Cuando tomando el plan como propio, durante la conversación siguiente a la deserción de Juraci, Tereza salió a la calle a vacunar, el doctorcito se quedó lelo; había contado la insolencia de la enfermera para conseguir de Tereza una insinuación para la fuga, una invitación a la partida, un consejo, un comentario, una palabra. En lugar de darle el pretexto que buscaba, la imbécil se metía a hermana de caridad. Le obligaba a ir al Puesto en lugar de la estación.
En el Puesto había recibido la visita del presidente de la Cámara Municipal, en ejercicio de la Prefectura, que requería informaciones sobre las medidas tomadas por el director, y también para conversar. Comerciante y fazendeiro, jefe político, amigo de la familia del doctorcito, Oto había venido recomendado a él. Le habló francamente: un político, un doctor joven, debe actuar políticamente incluso en medio de los cataclismos, y la viruela es el peor. Amenaza de muerte para la población del municipio, pavorosa plaga; sin embargo con su lado positivo para el candidato a una rápida carrera política, sobre todo tratándose de un médico y encima del director del Puesto de Salud. Debía asumir el comando de la batalla, ponerse al frente de los funcionarios o de quien fuera, sutil referencia al hecho de que se hubiera visto a la manceba del doctor por la calle, vacunando, para descalabrar a la viruela negra y liberar al municipio de ese monstruo sin piedad. Mejor oportunidad no podía pedir, querido, para ganarse la gratitud y los votos de la población de Buquim. El pueblo es buen pagador y adora a los médicos capaces y entusiastas, basta ver el prestigio del doctor Evaldo Mascarenhas que no fue alcalde ni diputado estatal porque era indiferente a los cargos y las posiciones políticas. Pero si el doctor Oto Espinheira tomaba al toro por las astas, con el prestigio que le venía de familia y la viruela expulsada de la ciudad, podría tener en Buquim una base política indestructible, ramificada por los municipios vecinos, donde también llegarían, con seguridad, la viruela y la fama del doctor; para algo debe servir la epidemia, amigo mío.

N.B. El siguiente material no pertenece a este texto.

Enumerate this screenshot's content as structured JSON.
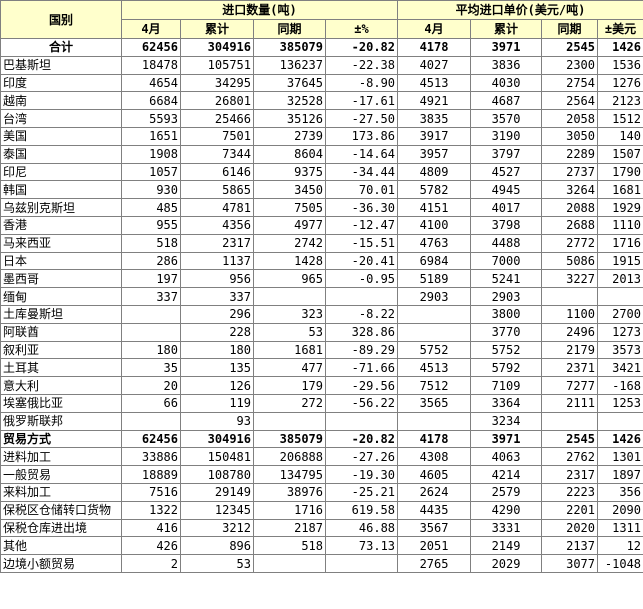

Agradézcale a Dios, la oportunidad que le está dando, doctor, y aprovéchela, échese a la lucha, visite a los apestados y cuídelos, atienda a los ricos y a los pobres, haga de su casa un lazareto. Si lo agarra la viruela, no se preocupe, estando vacunado difícilmente morirá; unos días de fiebre, la cara adornada con picaduras, para el electorado no hay mejor garantía, un médico con la cara marcada por la viruela es ya candidato electo. Existe algún peligro, claro, ya sucedió que la viruela se llevara al médico con vacuna y todo, pero quien no planta no recoge, doctorcito, y al final, la vida sólo vale para quien se la juega a cada instante. Tras haber aconsejado así a su discípulo, se despidió. En la calle, la manceba del doctor estaba vacunando a la puerta de una casa. Hermosa basta lo increíble, sobre todo para un hombre virtuoso como él, temeroso de Dios y casado, como si no bastase la viruela.